The insurer then had its in-house medical advisors review the participant’s medical records, and they determined he was capable of gainful employment and no longer eligible for LTD benefits.  The participant then sued the insurer, claiming that the termination of his benefits was tainted by a conflict of interest on the part of the advisors.  However, the lower court sided with the insurer and the participant appealed.

Appeals Court.  The Court first stated that, contrary to the participant’s claim that the insurer’s use of  in-house medical advisors was unreasonable, “reliance on [non-treating] physicians is reasonable so long as the administrator does not totally ignore the treating physician’s opinions.”

In this case, the medical advisors’ review properly accounted for the opinions of the participant’s treating physician and objectively took into account the participant’s ability to lift a certain amount of weight, as would be required in certain forms of gainful employment.  The insurer also verified that the participant had not received any recent evaluations of his back pain and had not recently been prescribed pain medication.  The participant denied having back pain at one physical examination, and his treating physician reported that his spine had a full range of motion.

In addition, the insurer’s medical advisors had contacted the participant’s physician to ask how he came to his disability determination but the physician did not respond with any meaningful criteria.  Therefore, according to the Court, the physician did not give the insurer any compelling reason to credit his opinion over the medical advisors’ own review.

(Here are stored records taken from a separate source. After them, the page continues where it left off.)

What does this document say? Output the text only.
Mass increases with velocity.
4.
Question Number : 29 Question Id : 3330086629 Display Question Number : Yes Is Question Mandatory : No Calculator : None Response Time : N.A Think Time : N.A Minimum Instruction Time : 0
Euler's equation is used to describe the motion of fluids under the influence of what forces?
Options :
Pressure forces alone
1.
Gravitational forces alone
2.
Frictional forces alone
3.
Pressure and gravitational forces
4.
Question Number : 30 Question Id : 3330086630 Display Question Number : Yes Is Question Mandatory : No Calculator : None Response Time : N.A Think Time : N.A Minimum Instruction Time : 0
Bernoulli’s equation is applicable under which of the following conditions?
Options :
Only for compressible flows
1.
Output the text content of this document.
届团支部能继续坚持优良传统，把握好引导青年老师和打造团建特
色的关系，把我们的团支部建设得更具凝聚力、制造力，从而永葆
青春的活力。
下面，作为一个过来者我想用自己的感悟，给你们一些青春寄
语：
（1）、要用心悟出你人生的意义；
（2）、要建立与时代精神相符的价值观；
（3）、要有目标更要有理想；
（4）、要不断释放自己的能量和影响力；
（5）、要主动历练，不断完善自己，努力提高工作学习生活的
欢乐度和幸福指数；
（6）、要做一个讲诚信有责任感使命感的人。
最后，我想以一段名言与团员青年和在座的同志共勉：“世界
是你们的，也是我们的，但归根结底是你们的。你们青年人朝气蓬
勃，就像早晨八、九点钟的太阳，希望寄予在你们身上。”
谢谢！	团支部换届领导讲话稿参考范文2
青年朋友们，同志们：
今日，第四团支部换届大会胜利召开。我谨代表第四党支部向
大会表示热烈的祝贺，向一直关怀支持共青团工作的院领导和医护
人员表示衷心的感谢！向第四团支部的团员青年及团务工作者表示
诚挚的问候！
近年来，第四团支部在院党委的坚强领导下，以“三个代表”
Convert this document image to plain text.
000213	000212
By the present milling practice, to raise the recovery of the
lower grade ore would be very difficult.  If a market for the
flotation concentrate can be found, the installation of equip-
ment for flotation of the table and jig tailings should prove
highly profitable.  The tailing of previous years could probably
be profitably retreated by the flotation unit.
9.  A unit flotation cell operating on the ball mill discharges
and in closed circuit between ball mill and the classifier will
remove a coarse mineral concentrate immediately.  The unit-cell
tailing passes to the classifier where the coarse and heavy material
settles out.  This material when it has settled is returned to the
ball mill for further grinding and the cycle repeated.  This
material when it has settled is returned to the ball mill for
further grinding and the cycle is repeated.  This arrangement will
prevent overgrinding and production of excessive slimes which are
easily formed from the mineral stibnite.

Consequently, the Court concluded that the insurer properly based its decision on objective medical evidence rather than on the claimant’s subjective complaints.  It said the insurer’s structural conflict of interest does not change the fact that the ultimate decision to terminate benefits “was the result of a deliberate, principled reasoning process” and “supported by substantial evidence.”

It therefore affirmed the ruling in favor of the insurer and dismissed the participant’s claim.